Because the school system switched high schools to a seven-period day, those students will attend one more class per day than last year.
“Students were very limited in what they could take as far as electives,” Superintendent Dr. Sandra Carraway said. “So adding a seven-period day allows students more flexibility.”
Students will have the opportunity to enroll in more academic classes, a wider variety of electives or make up extra credits.
“It will help them stay on track to graduate in four years,” Carraway said, adding that the shift to seven periods also allows students to earn four extra credits during their high school careers. “We feel like it’s a great opportunity for all our students.”
Evans High School Principal Don Brigdon said his students aren’t necessarily thrilled to be taking an extra class, but they are excited to have more choices.
“I think it’s going to be great for our kids,” Brigdon said. “It gives them another opportunity, an opportunity to catch up or expand their selections.”
The switch to seven periods also required an adjustment to the school day itself – it will start earlier and end a few minutes later.
The period shift was a factor in the hiring of so many new teachers for the 2014-15 school year.
As high school teachers are taking on an added class, 17 new teaching positions are lightening the load by reducing class sizes to at or below state mandates in core and foreign language classes.
Brigdon said the additional teachers are making it easier for everyone by reducing the teacher-to-student ratio.
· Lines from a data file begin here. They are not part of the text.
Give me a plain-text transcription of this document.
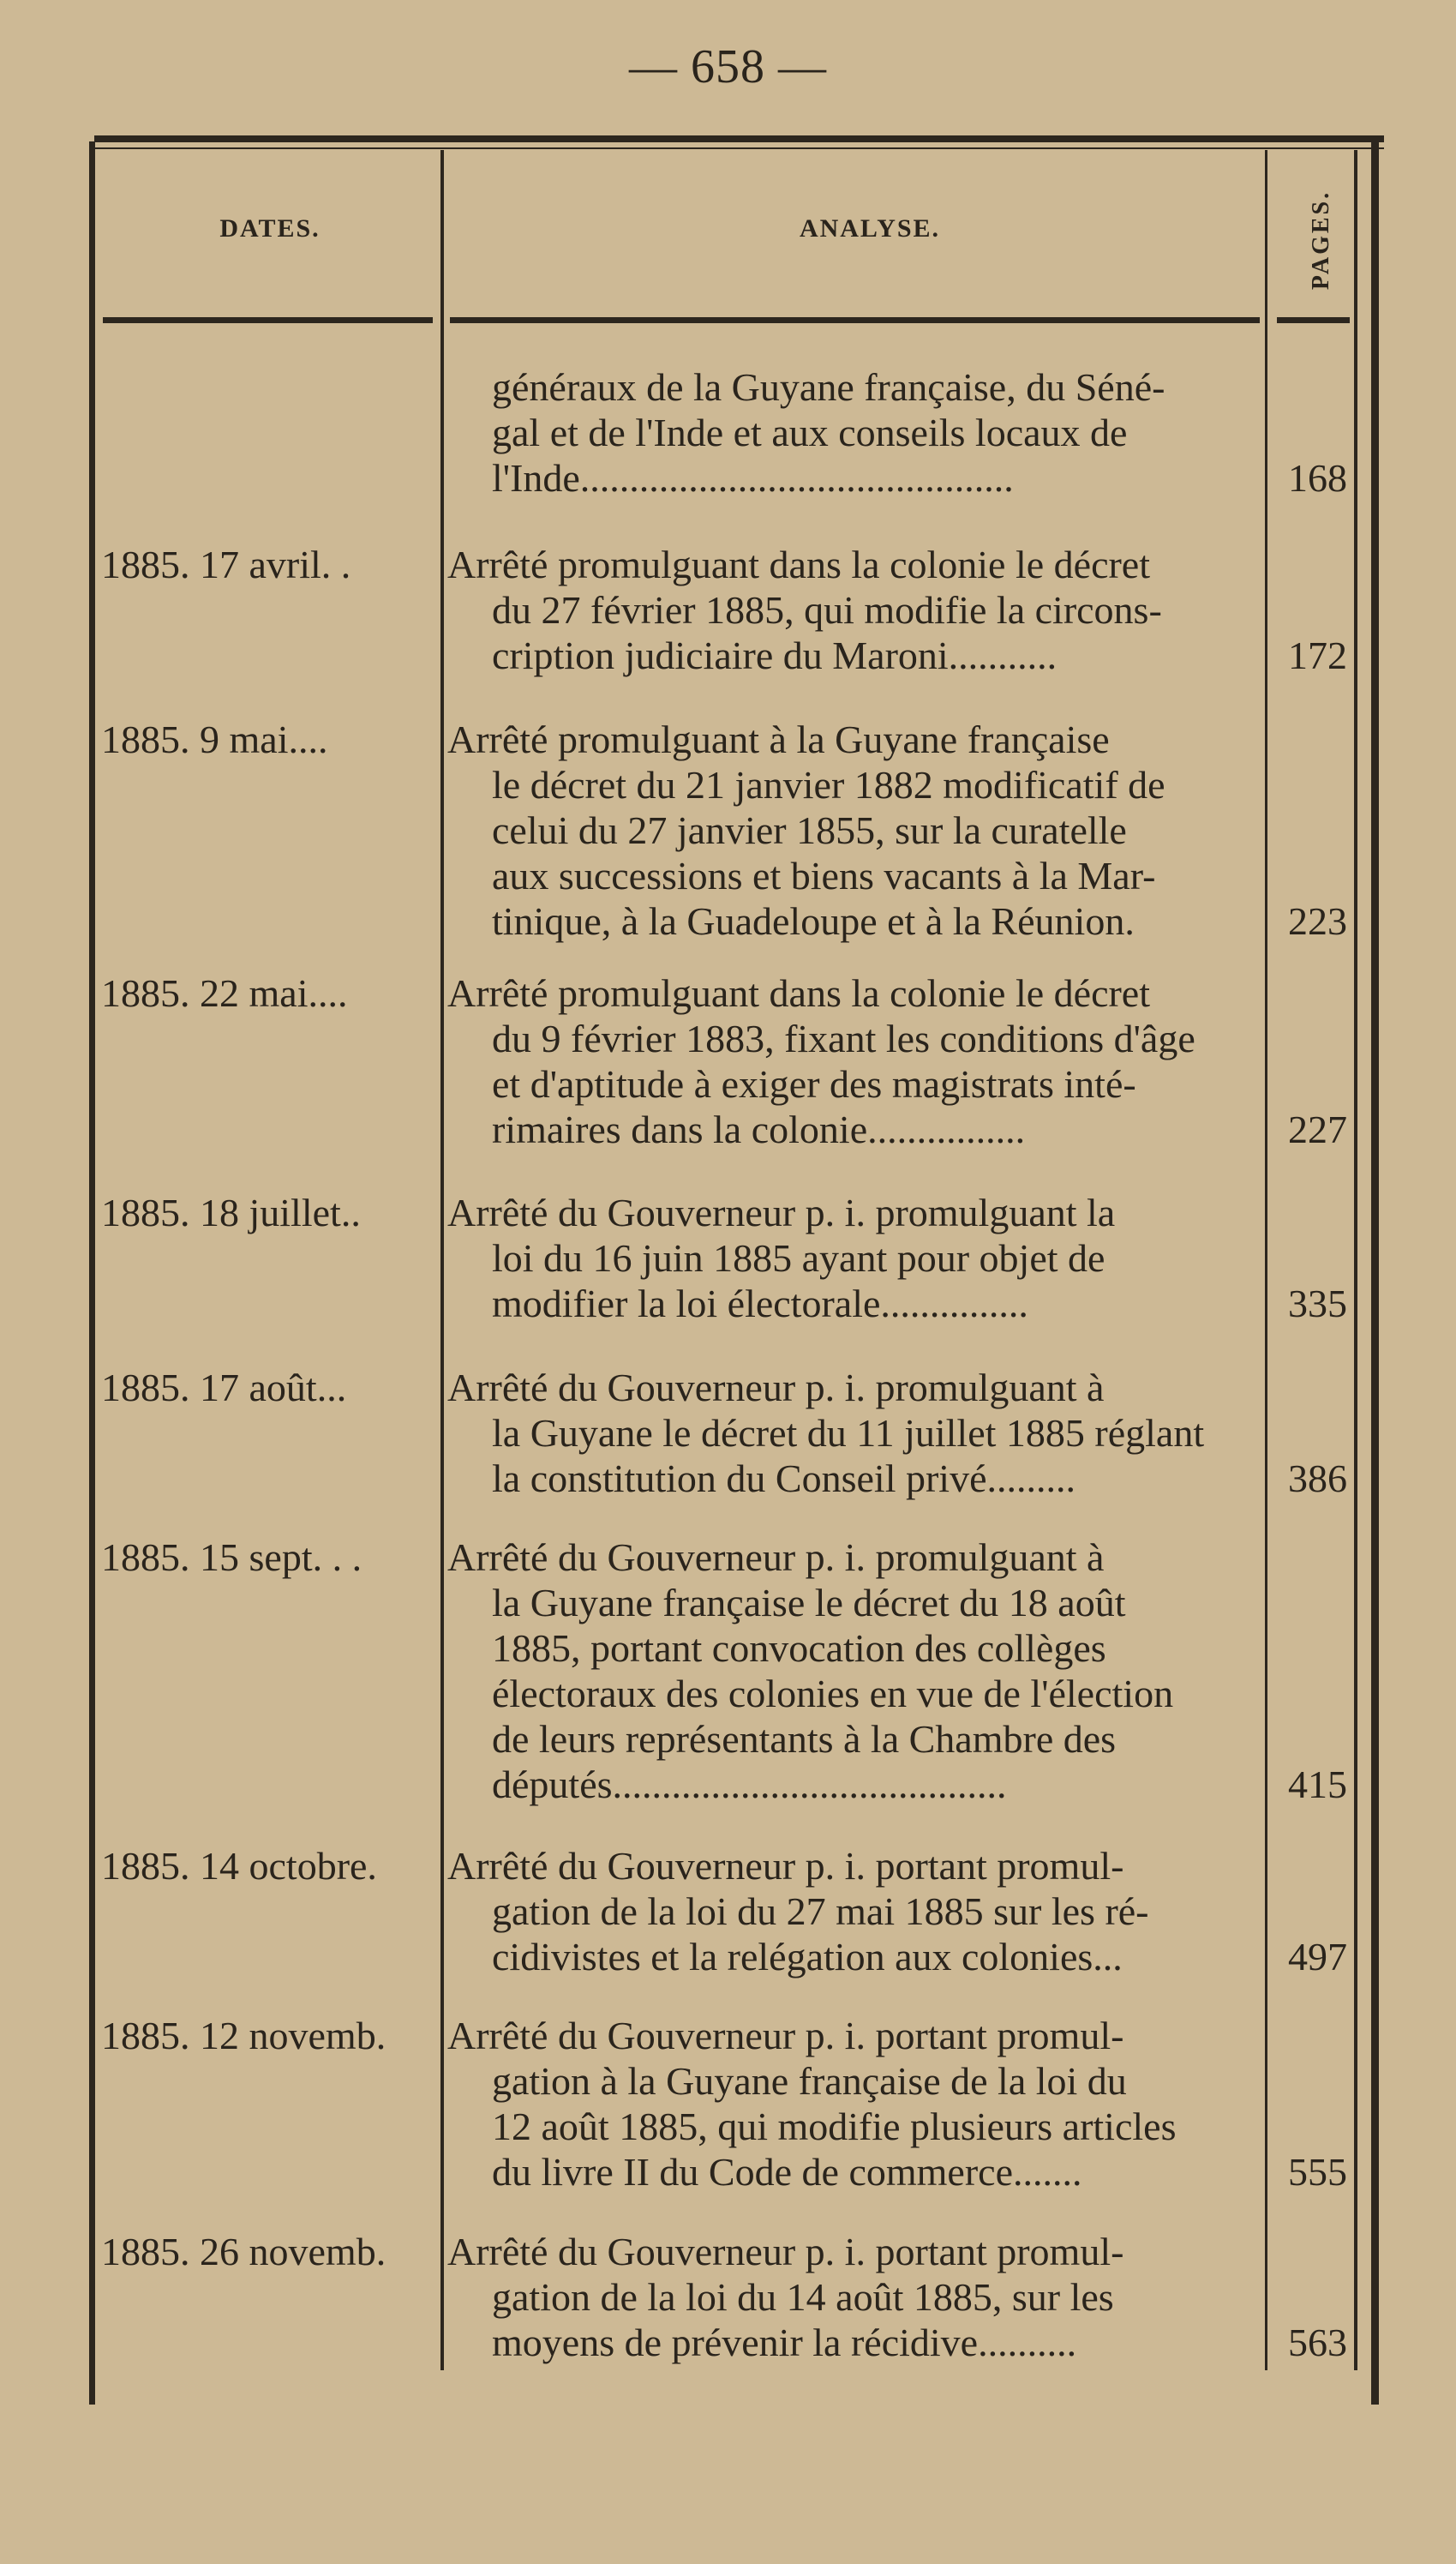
— 658 —
DATES.	ANALYSE.	PAGES.
généraux de la Guyane française, du Séné-
gal et de l'Inde et aux conseils locaux de
l'Inde............................................	168
1885. 17 avril. .	Arrêté promulguant dans la colonie le décret
du 27 février 1885, qui modifie la circons-
cription judiciaire du Maroni...........	172
1885. 9 mai....	Arrêté promulguant à la Guyane française
le décret du 21 janvier 1882 modificatif de
celui du 27 janvier 1855, sur la curatelle
aux successions et biens vacants à la Mar-
tinique, à la Guadeloupe et à la Réunion.	223
1885. 22 mai....	Arrêté promulguant dans la colonie le décret
du 9 février 1883, fixant les conditions d'âge
et d'aptitude à exiger des magistrats inté-
rimaires dans la colonie................	227
1885. 18 juillet..	Arrêté du Gouverneur p. i. promulguant la
loi du 16 juin 1885 ayant pour objet de
modifier la loi électorale...............	335
1885. 17 août...	Arrêté du Gouverneur p. i. promulguant à
la Guyane le décret du 11 juillet 1885 réglant
la constitution du Conseil privé.........	386
1885. 15 sept. . .	Arrêté du Gouverneur p. i. promulguant à
la Guyane française le décret du 18 août
1885, portant convocation des collèges
électoraux des colonies en vue de l'élection
de leurs représentants à la Chambre des
députés........................................	415
1885. 14 octobre.	Arrêté du Gouverneur p. i. portant promul-
gation de la loi du 27 mai 1885 sur les ré-
cidivistes et la relégation aux colonies...	497
1885. 12 novemb.	Arrêté du Gouverneur p. i. portant promul-
gation à la Guyane française de la loi du
12 août 1885, qui modifie plusieurs articles
du livre II du Code de commerce.......	555
1885. 26 novemb.	Arrêté du Gouverneur p. i. portant promul-
gation de la loi du 14 août 1885, sur les
moyens de prévenir la récidive..........	563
Several years ago, the school board was forced to increase class sizes to make up for declining revenues, member Mike Sleeper said.
“One of the only ways we could deal with that was to increase class sizes,” he said.
“We all committed that when the money started coming back (we’d reduce them). It’s a step in the right direction. We’re not back where we were. This is a great start.”
Overall, the school system hired about 200 new teachers – 85 were to fill newly created positions. Carraway said the system is using more than 60 of those new teachers to reduce class size in first, fourth and fifth grades in elementary schools and one grade level in middle schools.
Class sizes are falling even as the school system is seeing rapid growth.
Carraway said she anticipates school to start with nearly 25,000 pupils – more than 400 more than last year.
The first few days of school will show whether any more new hires are needed.
“The enrollment is always going to be going up,” Sleeper said. “Every year we are growing between 400 and 500 students. It’s basically a small school in terms of population (growth) each year.”